Hal ini terjadi karena panjangnya daftar tunggu layanan konseling profesional. Para pemimpin kaum muda menegaskan bahwa kondisi ini mencerminkan kebutuhan mendesak akan relasi manusia yang nyata dan bermakna.
Menanggapi laporan tersebut, Edwin Fawcett, seorang psikoterapis Katolik yang berbasis di Inggris dan Wales, mengatakan bahwa kaum muda sangat membutuhkan sumber daya yang mudah diakses dan secara tegas menyampaikan kebenaran indah tentang antropologi Gereja.
Menurutnya, perspektif ini justru sangat kurang dalam pendekatan kesehatan mental sekuler saat ini.
“Kaum muda akan sangat terbantu jika Gereja berani dan jelas membagikan pandangan antropologi manusia yang dimilikinya,” ujar Fawcett dalam wawancara dengan Catholic News Agency (CNA).
Ia menambahkan bahwa ada godaan untuk sekadar mengandalkan struktur Gereja yang sudah kuat, seperti keuskupan, paroki, dan sekolah-sekolah Katolik, dengan memproduksi konten digital seperti podcast dan video, yang pada akhirnya tetap kalah menarik dibandingkan pendamping AI bagi kaum muda.
Fawcett menekankan bahwa akar persoalan sesungguhnya adalah kurangnya relasi manusia yang sehat dan teladan yang nyata.
Oleh karena itu, ia menilai Gereja perlu melihat persoalan ini secara lebih mendalam, termasuk meninjau kualitas pembinaan seminari, persiapan perkawinan, dukungan dan akuntabilitas kepemimpinan Gereja, serta terbatasnya pelatihan profesional di bidang psikologi Katolik.
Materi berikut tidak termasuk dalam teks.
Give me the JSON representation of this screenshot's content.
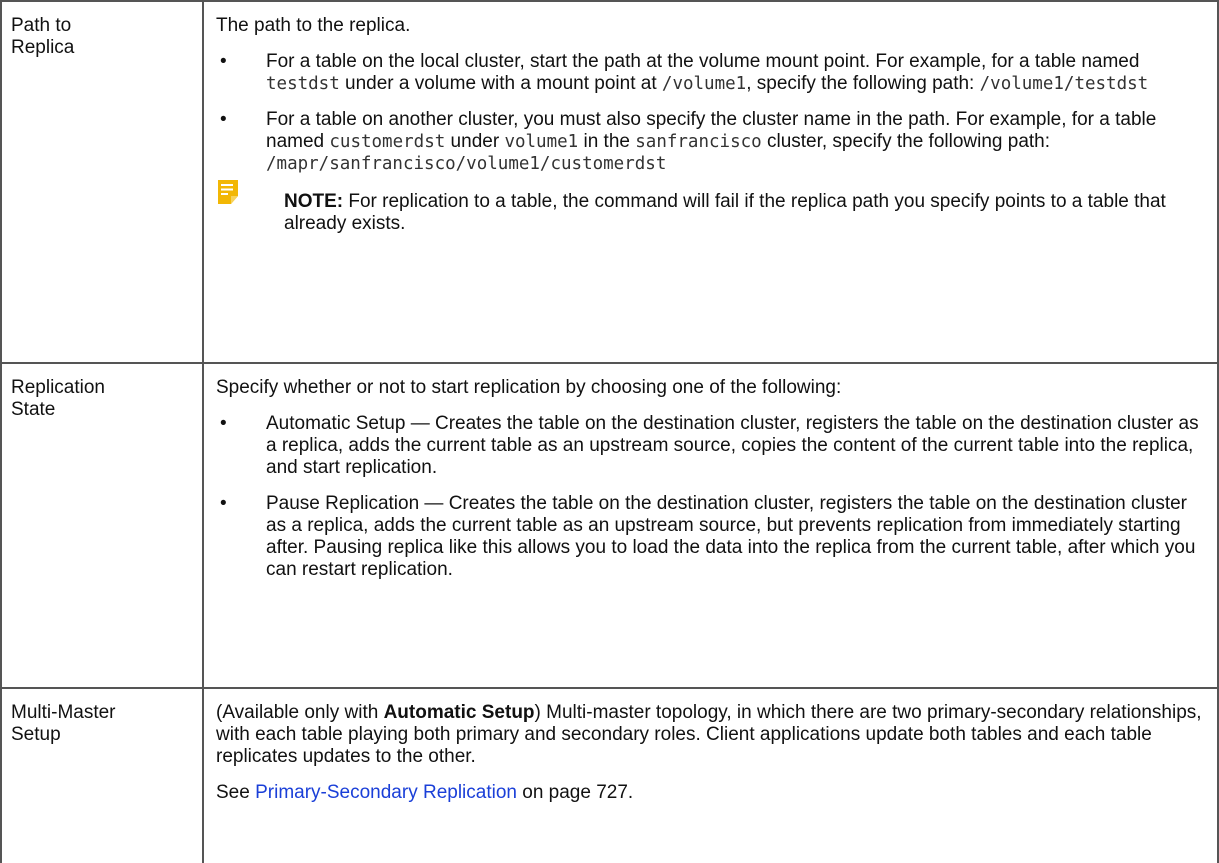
{
  "rows": [
    {
      "term_line1": "Path to",
      "term_line2": "Replica",
      "intro": "The path to the replica.",
      "bullet1": {
        "t1": "For a table on the local cluster, start the path at the volume mount point. For example, for a table named ",
        "c1": "testdst",
        "t2": " under a volume with a mount point at ",
        "c2": "/volume1",
        "t3": ", specify the following path: ",
        "c3": "/volume1/testdst"
      },
      "bullet2": {
        "t1": "For a table on another cluster, you must also specify the cluster name in the path. For example, for a table named ",
        "c1": "customerdst",
        "t2": " under ",
        "c2": "volume1",
        "t3": " in the ",
        "c3": "sanfrancisco",
        "t4": " cluster, specify the following path: ",
        "c4": "/mapr/sanfrancisco/volume1/customerdst"
      },
      "note": {
        "icon": "note-icon",
        "label": "NOTE:",
        "text": " For replication to a table, the command will fail if the replica path you specify points to a table that already exists."
      }
    },
    {
      "term_line1": "Replication",
      "term_line2": "State",
      "intro": "Specify whether or not to start replication by choosing one of the following:",
      "bullet1": "Automatic Setup — Creates the table on the destination cluster, registers the table on the destination cluster as a replica, adds the current table as an upstream source, copies the content of the current table into the replica, and start replication.",
      "bullet2": "Pause Replication — Creates the table on the destination cluster, registers the table on the destination cluster as a replica, adds the current table as an upstream source, but prevents replication from immediately starting after. Pausing replica like this allows you to load the data into the replica from the current table, after which you can restart replication."
    },
    {
      "term_line1": "Multi-Master",
      "term_line2": "Setup",
      "p1_pre": "(Available only with ",
      "p1_bold": "Automatic Setup",
      "p1_post": ") Multi-master topology, in which there are two primary-secondary relationships, with each table playing both primary and secondary roles. Client applications update both tables and each table replicates updates to the other.",
      "p2_pre": "See ",
      "p2_link": "Primary-Secondary Replication",
      "p2_post": " on page 727."
    }
  ],
  "bullet_char": "•",
  "colors": {
    "link": "#1a3fd8",
    "note_icon": "#f2b705",
    "border": "#555555"
  }
}
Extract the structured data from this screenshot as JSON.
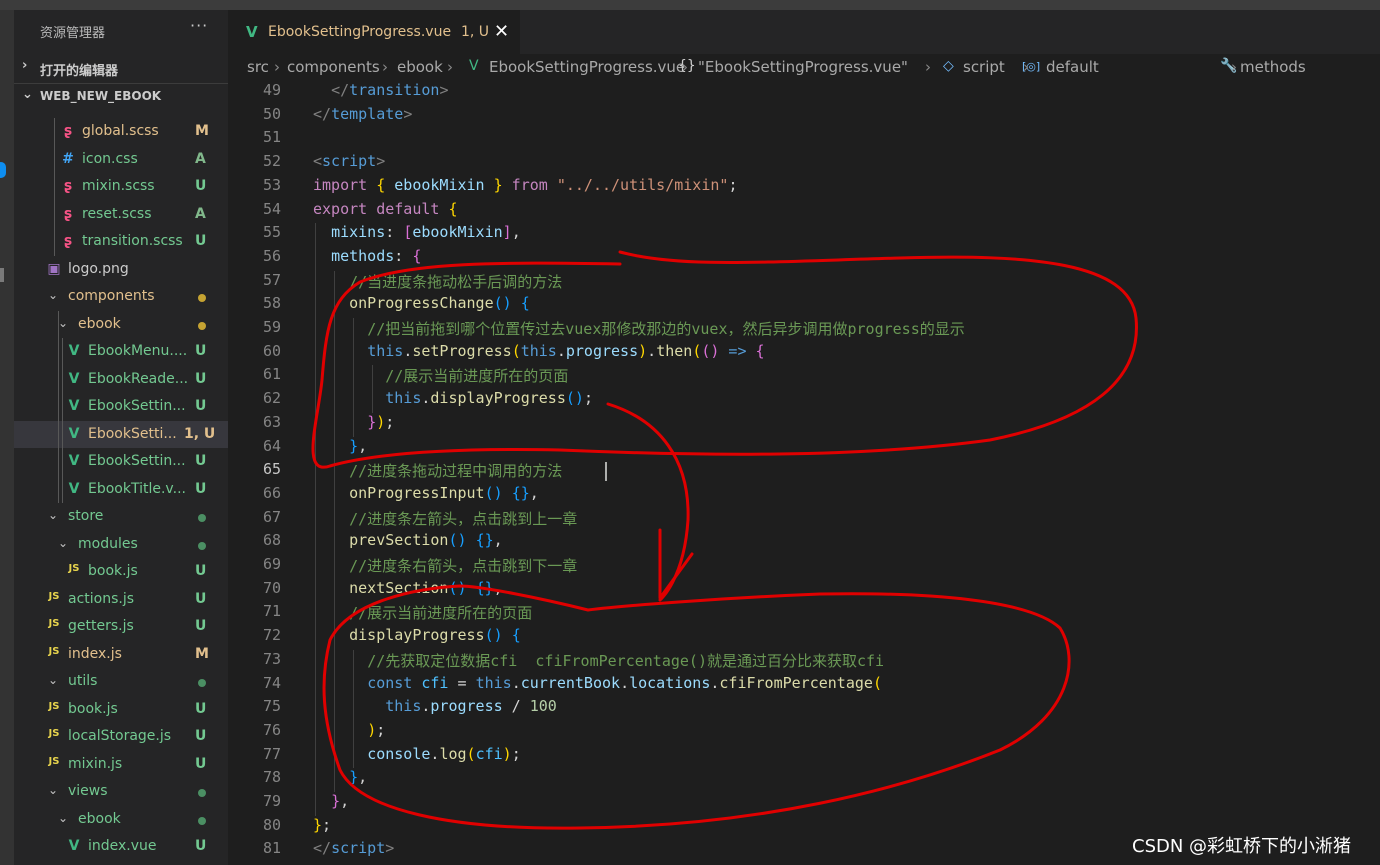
{
  "explorer": {
    "title": "资源管理器",
    "more": "···",
    "open_editors": "打开的编辑器",
    "root": "WEB_NEW_EBOOK",
    "items": [
      {
        "icon": "sass-icon",
        "name": "global.scss",
        "status": "M"
      },
      {
        "icon": "css-icon",
        "name": "icon.css",
        "status": "A"
      },
      {
        "icon": "sass-icon",
        "name": "mixin.scss",
        "status": "U"
      },
      {
        "icon": "sass-icon",
        "name": "reset.scss",
        "status": "A"
      },
      {
        "icon": "sass-icon",
        "name": "transition.scss",
        "status": "U"
      },
      {
        "icon": "image-icon",
        "name": "logo.png",
        "status": ""
      },
      {
        "icon": "folder-open-chevron",
        "name": "components",
        "status": "●"
      },
      {
        "icon": "folder-open-chevron",
        "name": "ebook",
        "status": "●"
      },
      {
        "icon": "vue-icon",
        "name": "EbookMenu....",
        "status": "U"
      },
      {
        "icon": "vue-icon",
        "name": "EbookReade...",
        "status": "U"
      },
      {
        "icon": "vue-icon",
        "name": "EbookSettin...",
        "status": "U"
      },
      {
        "icon": "vue-icon",
        "name": "EbookSetti...",
        "status": "1, U"
      },
      {
        "icon": "vue-icon",
        "name": "EbookSettin...",
        "status": "U"
      },
      {
        "icon": "vue-icon",
        "name": "EbookTitle.v...",
        "status": "U"
      },
      {
        "icon": "folder-open-chevron",
        "name": "store",
        "status": "●"
      },
      {
        "icon": "folder-open-chevron",
        "name": "modules",
        "status": "●"
      },
      {
        "icon": "js-icon",
        "name": "book.js",
        "status": "U"
      },
      {
        "icon": "js-icon",
        "name": "actions.js",
        "status": "U"
      },
      {
        "icon": "js-icon",
        "name": "getters.js",
        "status": "U"
      },
      {
        "icon": "js-icon",
        "name": "index.js",
        "status": "M"
      },
      {
        "icon": "folder-open-chevron",
        "name": "utils",
        "status": "●"
      },
      {
        "icon": "js-icon",
        "name": "book.js",
        "status": "U"
      },
      {
        "icon": "js-icon",
        "name": "localStorage.js",
        "status": "U"
      },
      {
        "icon": "js-icon",
        "name": "mixin.js",
        "status": "U"
      },
      {
        "icon": "folder-open-chevron",
        "name": "views",
        "status": "●"
      },
      {
        "icon": "folder-open-chevron",
        "name": "ebook",
        "status": "●"
      },
      {
        "icon": "vue-icon",
        "name": "index.vue",
        "status": "U"
      }
    ]
  },
  "tab": {
    "name": "EbookSettingProgress.vue",
    "status": "1, U",
    "close": "✕"
  },
  "breadcrumb": [
    "src",
    "components",
    "ebook",
    "EbookSettingProgress.vue",
    "\"EbookSettingProgress.vue\"",
    "script",
    "default",
    "methods"
  ],
  "editor": {
    "current_line": 65,
    "line_numbers": [
      49,
      50,
      51,
      52,
      53,
      54,
      55,
      56,
      57,
      58,
      59,
      60,
      61,
      62,
      63,
      64,
      65,
      66,
      67,
      68,
      69,
      70,
      71,
      72,
      73,
      74,
      75,
      76,
      77,
      78,
      79,
      80,
      81
    ],
    "lines": [
      [
        {
          "t": "  ",
          "c": ""
        },
        {
          "t": "</",
          "c": "tg"
        },
        {
          "t": "transition",
          "c": "tn"
        },
        {
          "t": ">",
          "c": "tg"
        }
      ],
      [
        {
          "t": "</",
          "c": "tg"
        },
        {
          "t": "template",
          "c": "tn"
        },
        {
          "t": ">",
          "c": "tg"
        }
      ],
      [],
      [
        {
          "t": "<",
          "c": "tg"
        },
        {
          "t": "script",
          "c": "tn"
        },
        {
          "t": ">",
          "c": "tg"
        }
      ],
      [
        {
          "t": "import ",
          "c": "kw"
        },
        {
          "t": "{ ",
          "c": "b1"
        },
        {
          "t": "ebookMixin",
          "c": "vr"
        },
        {
          "t": " }",
          "c": "b1"
        },
        {
          "t": " from ",
          "c": "kw"
        },
        {
          "t": "\"../../utils/mixin\"",
          "c": "st"
        },
        {
          "t": ";",
          "c": ""
        }
      ],
      [
        {
          "t": "export default ",
          "c": "kw"
        },
        {
          "t": "{",
          "c": "b1"
        }
      ],
      [
        {
          "t": "  ",
          "c": ""
        },
        {
          "t": "mixins",
          "c": "vr"
        },
        {
          "t": ": ",
          "c": ""
        },
        {
          "t": "[",
          "c": "b2"
        },
        {
          "t": "ebookMixin",
          "c": "vr"
        },
        {
          "t": "]",
          "c": "b2"
        },
        {
          "t": ",",
          "c": ""
        }
      ],
      [
        {
          "t": "  ",
          "c": ""
        },
        {
          "t": "methods",
          "c": "vr"
        },
        {
          "t": ": ",
          "c": ""
        },
        {
          "t": "{",
          "c": "b2"
        }
      ],
      [
        {
          "t": "    ",
          "c": ""
        },
        {
          "t": "//当进度条拖动松手后调的方法",
          "c": "cm"
        }
      ],
      [
        {
          "t": "    ",
          "c": ""
        },
        {
          "t": "onProgressChange",
          "c": "fn"
        },
        {
          "t": "() ",
          "c": "b3"
        },
        {
          "t": "{",
          "c": "b3"
        }
      ],
      [
        {
          "t": "      ",
          "c": ""
        },
        {
          "t": "//把当前拖到哪个位置传过去vuex那修改那边的vuex，然后异步调用做progress的显示",
          "c": "cm"
        }
      ],
      [
        {
          "t": "      ",
          "c": ""
        },
        {
          "t": "this",
          "c": "th"
        },
        {
          "t": ".",
          "c": ""
        },
        {
          "t": "setProgress",
          "c": "fn"
        },
        {
          "t": "(",
          "c": "b1"
        },
        {
          "t": "this",
          "c": "th"
        },
        {
          "t": ".",
          "c": ""
        },
        {
          "t": "progress",
          "c": "vr"
        },
        {
          "t": ")",
          "c": "b1"
        },
        {
          "t": ".",
          "c": ""
        },
        {
          "t": "then",
          "c": "fn"
        },
        {
          "t": "(",
          "c": "b1"
        },
        {
          "t": "()",
          "c": "b2"
        },
        {
          "t": " => ",
          "c": "th"
        },
        {
          "t": "{",
          "c": "b2"
        }
      ],
      [
        {
          "t": "        ",
          "c": ""
        },
        {
          "t": "//展示当前进度所在的页面",
          "c": "cm"
        }
      ],
      [
        {
          "t": "        ",
          "c": ""
        },
        {
          "t": "this",
          "c": "th"
        },
        {
          "t": ".",
          "c": ""
        },
        {
          "t": "displayProgress",
          "c": "fn"
        },
        {
          "t": "()",
          "c": "b3"
        },
        {
          "t": ";",
          "c": ""
        }
      ],
      [
        {
          "t": "      ",
          "c": ""
        },
        {
          "t": "}",
          "c": "b2"
        },
        {
          "t": ")",
          "c": "b1"
        },
        {
          "t": ";",
          "c": ""
        }
      ],
      [
        {
          "t": "    ",
          "c": ""
        },
        {
          "t": "}",
          "c": "b3"
        },
        {
          "t": ",",
          "c": ""
        }
      ],
      [
        {
          "t": "    ",
          "c": ""
        },
        {
          "t": "//进度条拖动过程中调用的方法",
          "c": "cm"
        }
      ],
      [
        {
          "t": "    ",
          "c": ""
        },
        {
          "t": "onProgressInput",
          "c": "fn"
        },
        {
          "t": "() ",
          "c": "b3"
        },
        {
          "t": "{}",
          "c": "b3"
        },
        {
          "t": ",",
          "c": ""
        }
      ],
      [
        {
          "t": "    ",
          "c": ""
        },
        {
          "t": "//进度条左箭头，点击跳到上一章",
          "c": "cm"
        }
      ],
      [
        {
          "t": "    ",
          "c": ""
        },
        {
          "t": "prevSection",
          "c": "fn"
        },
        {
          "t": "() ",
          "c": "b3"
        },
        {
          "t": "{}",
          "c": "b3"
        },
        {
          "t": ",",
          "c": ""
        }
      ],
      [
        {
          "t": "    ",
          "c": ""
        },
        {
          "t": "//进度条右箭头，点击跳到下一章",
          "c": "cm"
        }
      ],
      [
        {
          "t": "    ",
          "c": ""
        },
        {
          "t": "nextSection",
          "c": "fn"
        },
        {
          "t": "() ",
          "c": "b3"
        },
        {
          "t": "{}",
          "c": "b3"
        },
        {
          "t": ",",
          "c": ""
        }
      ],
      [
        {
          "t": "    ",
          "c": ""
        },
        {
          "t": "//展示当前进度所在的页面",
          "c": "cm"
        }
      ],
      [
        {
          "t": "    ",
          "c": ""
        },
        {
          "t": "displayProgress",
          "c": "fn"
        },
        {
          "t": "() ",
          "c": "b3"
        },
        {
          "t": "{",
          "c": "b3"
        }
      ],
      [
        {
          "t": "      ",
          "c": ""
        },
        {
          "t": "//先获取定位数据cfi  cfiFromPercentage()就是通过百分比来获取cfi",
          "c": "cm"
        }
      ],
      [
        {
          "t": "      ",
          "c": ""
        },
        {
          "t": "const ",
          "c": "th"
        },
        {
          "t": "cfi",
          "c": "cn"
        },
        {
          "t": " = ",
          "c": ""
        },
        {
          "t": "this",
          "c": "th"
        },
        {
          "t": ".",
          "c": ""
        },
        {
          "t": "currentBook",
          "c": "vr"
        },
        {
          "t": ".",
          "c": ""
        },
        {
          "t": "locations",
          "c": "vr"
        },
        {
          "t": ".",
          "c": ""
        },
        {
          "t": "cfiFromPercentage",
          "c": "fn"
        },
        {
          "t": "(",
          "c": "b1"
        }
      ],
      [
        {
          "t": "        ",
          "c": ""
        },
        {
          "t": "this",
          "c": "th"
        },
        {
          "t": ".",
          "c": ""
        },
        {
          "t": "progress",
          "c": "vr"
        },
        {
          "t": " / ",
          "c": ""
        },
        {
          "t": "100",
          "c": "nm"
        }
      ],
      [
        {
          "t": "      ",
          "c": ""
        },
        {
          "t": ")",
          "c": "b1"
        },
        {
          "t": ";",
          "c": ""
        }
      ],
      [
        {
          "t": "      ",
          "c": ""
        },
        {
          "t": "console",
          "c": "vr"
        },
        {
          "t": ".",
          "c": ""
        },
        {
          "t": "log",
          "c": "fn"
        },
        {
          "t": "(",
          "c": "b1"
        },
        {
          "t": "cfi",
          "c": "cn"
        },
        {
          "t": ")",
          "c": "b1"
        },
        {
          "t": ";",
          "c": ""
        }
      ],
      [
        {
          "t": "    ",
          "c": ""
        },
        {
          "t": "}",
          "c": "b3"
        },
        {
          "t": ",",
          "c": ""
        }
      ],
      [
        {
          "t": "  ",
          "c": ""
        },
        {
          "t": "}",
          "c": "b2"
        },
        {
          "t": ",",
          "c": ""
        }
      ],
      [
        {
          "t": "}",
          "c": "b1"
        },
        {
          "t": ";",
          "c": ""
        }
      ],
      [
        {
          "t": "</",
          "c": "tg"
        },
        {
          "t": "script",
          "c": "tn"
        },
        {
          "t": ">",
          "c": "tg"
        }
      ]
    ]
  },
  "watermark": "CSDN @彩虹桥下的小淅猪",
  "colors": {
    "status_U": "#73c991",
    "status_M": "#e2c08d",
    "status_A": "#81b88b",
    "folder_dot": "#73c991",
    "folder_dot_mod": "#c5a332",
    "annotation": "#e00000"
  }
}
Ia juga mengingatkan bahwa seluruh umat beriman, sebagai bagian dari Tubuh Kristus, dipanggil untuk turut ambil bagian dalam upaya pertumbuhan pribadi dan komunal. Tanggung jawab tersebut, menurutnya, mencakup kepedulian konkret terhadap kaum muda yang ada di sekitar mereka saat ini.
Pandangan serupa disampaikan oleh Romo Michael Baggot, profesor bioetika di Pontifical Athenaeum Regina Apostolorum, yang telah banyak menulis tentang fenomena pendamping AI. Ia menilai bahwa wawasan terbaik dari ilmu psikologi modern dapat dan perlu diintegrasikan dengan antropologi Katolik tradisional yang kaya.
“Kaum muda membutuhkan mentor yang nyata, manusia yang hidup dan hadir, yang mencerminkan dinamika, tantangan, dan sukacita dalam menghidupi Injil,” kata Romo Baggot.
Menurutnya, pendamping manusia mampu mengajak kaum muda terlibat dalam aktivitas komunitas yang berwujud nyata, seperti ibadat, seni, olahraga, pendakian alam, dan musik, hal-hal yang tidak dapat diberikan oleh pendamping AI.
Romo Baggot menegaskan bahwa seluruh kehidupan moral Katolik pada hakikatnya diarahkan pada pertumbuhan manusia seutuhnya, yakni kebahagiaan dalam arti yang paling penuh.
Ia mendorong agar program pembinaan kaum muda, baik di sekolah, paroki, maupun kegiatan luar ruang, mampu menampilkan iman sebagai sebuah petualangan hidup yang bermakna, sekaligus membantu kaum muda menemukan bakat dan panggilan unik mereka.
Selain itu, ia juga menyarankan agar mereka yang pernah mengalami dampak negatif dari penggunaan pendamping AI diberi ruang untuk membagikan kisah mereka. Menurutnya, kesaksian tersebut dapat menjadi pembelajaran penting bagi komunitas Gereja.
Dalam pernyataan resminya kepada CNA, Konferensi Waligereja Katolik Inggris dan Wales mengakui bahwa AI akan semakin berkembang sebagai teknologi yang membantu manusia dalam berbagai aspek praktis kehidupan, termasuk dalam bidang perawatan medis dan sosial.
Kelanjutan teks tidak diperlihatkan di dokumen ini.